The American Congress of Obstetricians and Gynecologists (ACOG) recommends screening for each of these infections during the antenatal period. In the Guidelines for Perinatal Care , ACOG endorses screening for syphilis, chlamydia, hepatitis B virus, and HIV in the first trimester, followed by rescreening in the third trimester for chlamydia, HIV, and syphilis for “high-risk” populations. Some factors that are deemed “high-risk” include low socioeconomic status, age less than 25 years, African-American race, early age at coitarche, and both current and lifetime number of sexual partners. In a strong public health push, many states have reinforced these suggestions with legal mandates. In the state of North Carolina, prenatal care providers are required to test for syphilis, gonorrhea, and chlamydia at a woman’s first prenatal visit, and to retest for syphilis in the third trimester and again at time of delivery; those women less than 25 years of age or who are deemed to be at “high-risk” for gonorrhea or chlamydia should be retested in the third trimester or at delivery. Patients are also required to be tested for hepatitis B virus at the first visit, unless they are known to be positive for the virus at time of initial prenatal testing. In addition, the state of North Carolina requires that each obstetric patient be screened for HIV at the first prenatal visit and in the third trimester unless she specifically refuses testing. North Carolina law further stipulates that at time of delivery a patient be tested for HIV regardless of consent if the maternal HIV status is not known. Thus, to comply with these state mandated testing regimens, prenatal care providers are required to screen for 5 potential sexually transmitted infections (STIs) in the first trimester, 2 STIs in the third trimester, 1 at time of delivery, and potentially 2 more in the third trimester in “at risk” individuals.

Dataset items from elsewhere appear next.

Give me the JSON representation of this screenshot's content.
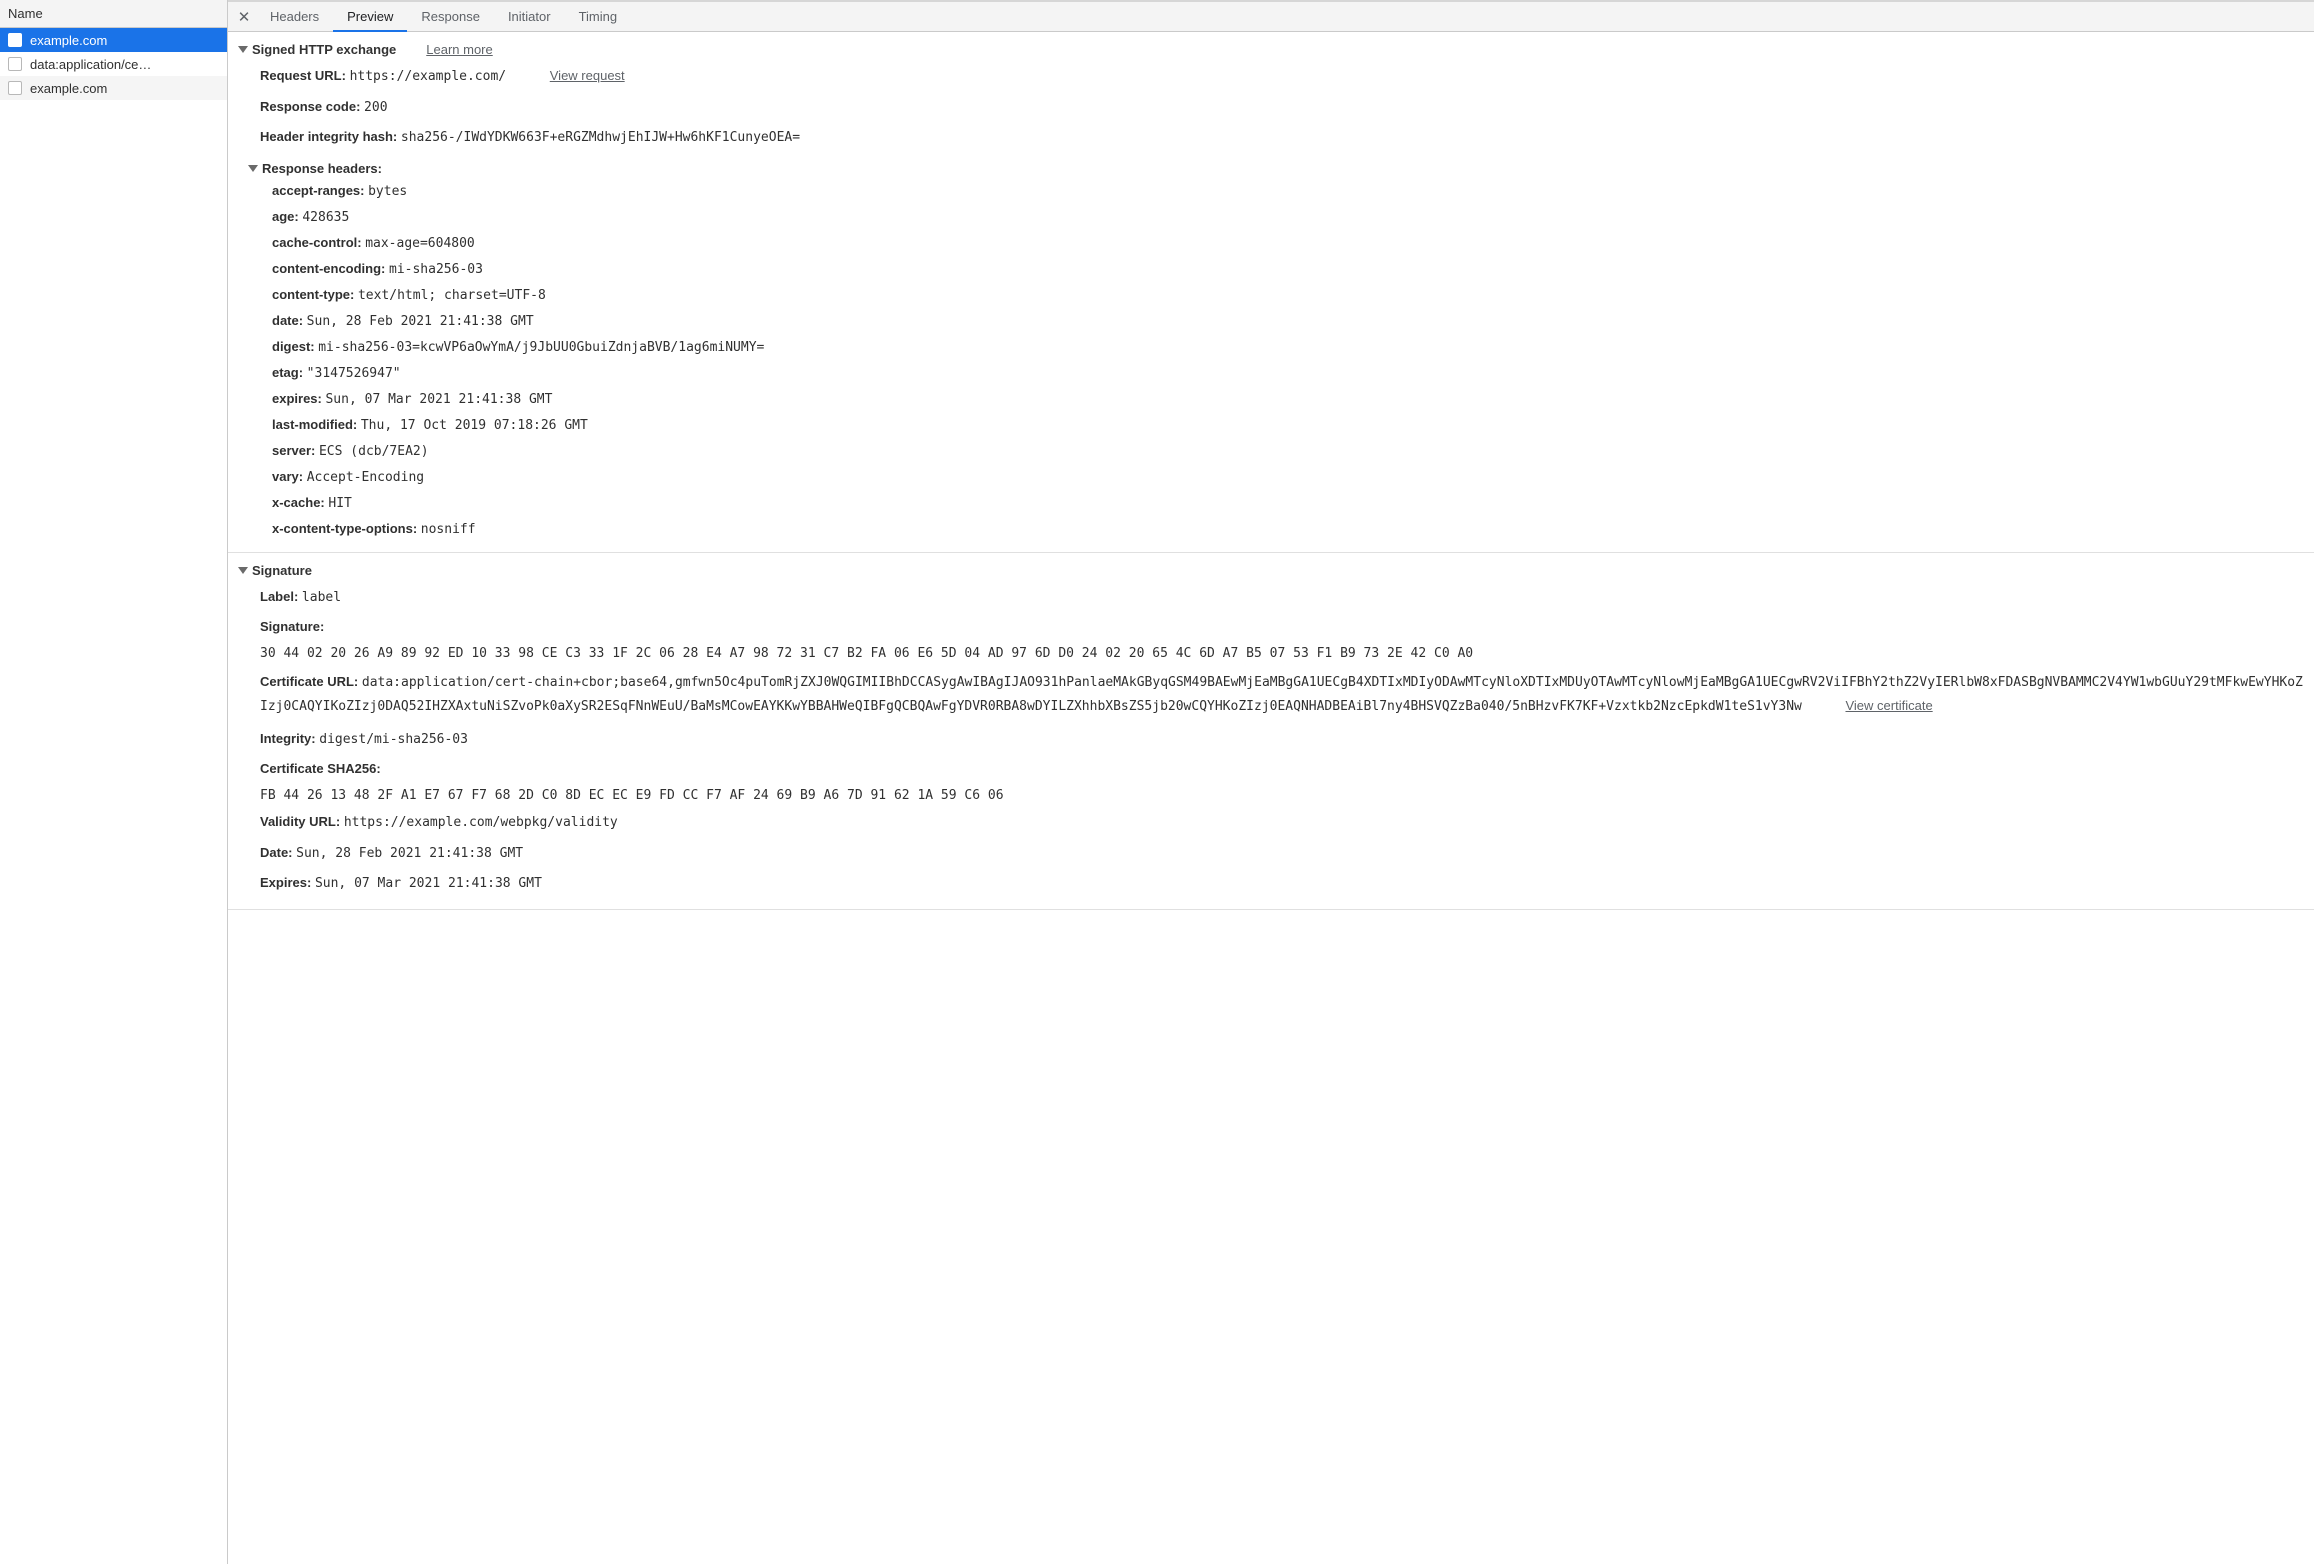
{
  "sidebar": {
    "header": "Name",
    "items": [
      {
        "label": "example.com",
        "selected": true
      },
      {
        "label": "data:application/ce…",
        "selected": false
      },
      {
        "label": "example.com",
        "selected": false
      }
    ]
  },
  "tabs": {
    "headers": "Headers",
    "preview": "Preview",
    "response": "Response",
    "initiator": "Initiator",
    "timing": "Timing"
  },
  "sxg": {
    "title": "Signed HTTP exchange",
    "learn_more": "Learn more",
    "request_url_label": "Request URL:",
    "request_url": "https://example.com/",
    "view_request": "View request",
    "response_code_label": "Response code:",
    "response_code": "200",
    "header_integrity_label": "Header integrity hash:",
    "header_integrity": "sha256-/IWdYDKW663F+eRGZMdhwjEhIJW+Hw6hKF1CunyeOEA=",
    "response_headers_title": "Response headers:",
    "response_headers": [
      {
        "k": "accept-ranges:",
        "v": "bytes"
      },
      {
        "k": "age:",
        "v": "428635"
      },
      {
        "k": "cache-control:",
        "v": "max-age=604800"
      },
      {
        "k": "content-encoding:",
        "v": "mi-sha256-03"
      },
      {
        "k": "content-type:",
        "v": "text/html; charset=UTF-8"
      },
      {
        "k": "date:",
        "v": "Sun, 28 Feb 2021 21:41:38 GMT"
      },
      {
        "k": "digest:",
        "v": "mi-sha256-03=kcwVP6aOwYmA/j9JbUU0GbuiZdnjaBVB/1ag6miNUMY="
      },
      {
        "k": "etag:",
        "v": "\"3147526947\""
      },
      {
        "k": "expires:",
        "v": "Sun, 07 Mar 2021 21:41:38 GMT"
      },
      {
        "k": "last-modified:",
        "v": "Thu, 17 Oct 2019 07:18:26 GMT"
      },
      {
        "k": "server:",
        "v": "ECS (dcb/7EA2)"
      },
      {
        "k": "vary:",
        "v": "Accept-Encoding"
      },
      {
        "k": "x-cache:",
        "v": "HIT"
      },
      {
        "k": "x-content-type-options:",
        "v": "nosniff"
      }
    ]
  },
  "sig": {
    "title": "Signature",
    "label_label": "Label:",
    "label_value": "label",
    "signature_label": "Signature:",
    "signature_value": "30 44 02 20 26 A9 89 92 ED 10 33 98 CE C3 33 1F 2C 06 28 E4 A7 98 72 31 C7 B2 FA 06 E6 5D 04 AD 97 6D D0 24 02 20 65 4C 6D A7 B5 07 53 F1 B9 73 2E 42 C0 A0",
    "cert_url_label": "Certificate URL:",
    "cert_url_value": "data:application/cert-chain+cbor;base64,gmfwn5Oc4puTomRjZXJ0WQGIMIIBhDCCASygAwIBAgIJAO931hPanlaeMAkGByqGSM49BAEwMjEaMBgGA1UECgB4XDTIxMDIyODAwMTcyNloXDTIxMDUyOTAwMTcyNlowMjEaMBgGA1UECgwRV2ViIFBhY2thZ2VyIERlbW8xFDASBgNVBAMMC2V4YW1wbGUuY29tMFkwEwYHKoZIzj0CAQYIKoZIzj0DAQ52IHZXAxtuNiSZvoPk0aXySR2ESqFNnWEuU/BaMsMCowEAYKKwYBBAHWeQIBFgQCBQAwFgYDVR0RBA8wDYILZXhhbXBsZS5jb20wCQYHKoZIzj0EAQNHADBEAiBl7ny4BHSVQZzBa040/5nBHzvFK7KF+Vzxtkb2NzcEpkdW1teS1vY3Nw",
    "view_cert": "View certificate",
    "integrity_label": "Integrity:",
    "integrity_value": "digest/mi-sha256-03",
    "cert_sha_label": "Certificate SHA256:",
    "cert_sha_value": "FB 44 26 13 48 2F A1 E7 67 F7 68 2D C0 8D EC EC E9 FD CC F7 AF 24 69 B9 A6 7D 91 62 1A 59 C6 06",
    "validity_url_label": "Validity URL:",
    "validity_url_value": "https://example.com/webpkg/validity",
    "date_label": "Date:",
    "date_value": "Sun, 28 Feb 2021 21:41:38 GMT",
    "expires_label": "Expires:",
    "expires_value": "Sun, 07 Mar 2021 21:41:38 GMT"
  }
}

The onus thus falls on the shoulders of the practitioner providing prenatal care to comply with these mandates. In a survey of prenatal care providers across the state, Troccolli et al found that the majority of providers recommended testing to all obstetric patients, but did discover that the level of encouragement was related to the practitioner’s perceived patient risk. However, in a survey given to patients across the country, approximately 30% of women surveyed reported that they had not been offered testing for HIV during their pregnancy. Another study that evaluated prenatal screening compliance for both HIV and syphilis in commercially insured patients in 1999 revealed that less than two-thirds of patients were screened for syphilis and only one-third for HIV. Similarly, routine annual screening for chlamydia is recommended for all sexually active women 25 years of age and younger. However, data from the Healthcare Effectiveness Data and Information Set (HEDIS) from 2000-2008 reveal that less than 60% of Medicaid and less than 50% of commercially insured patients were tested; by 2008 in North Carolina, less than 37% of women in this age bracket were screened. As the HEDIS data and Troccolli study suggest, perhaps some of these discrepancies in STI screening are based on risk stratification at the level of the individual provider. This then poses the question of whether compliance with recommended and mandated screening algorithms is greater in practices that deal with more at-risk populations. If such a difference were to be found, that information could then be used for process improvement at the level of the specific practices in question, but also could be extrapolated to other practices with similar patient populations.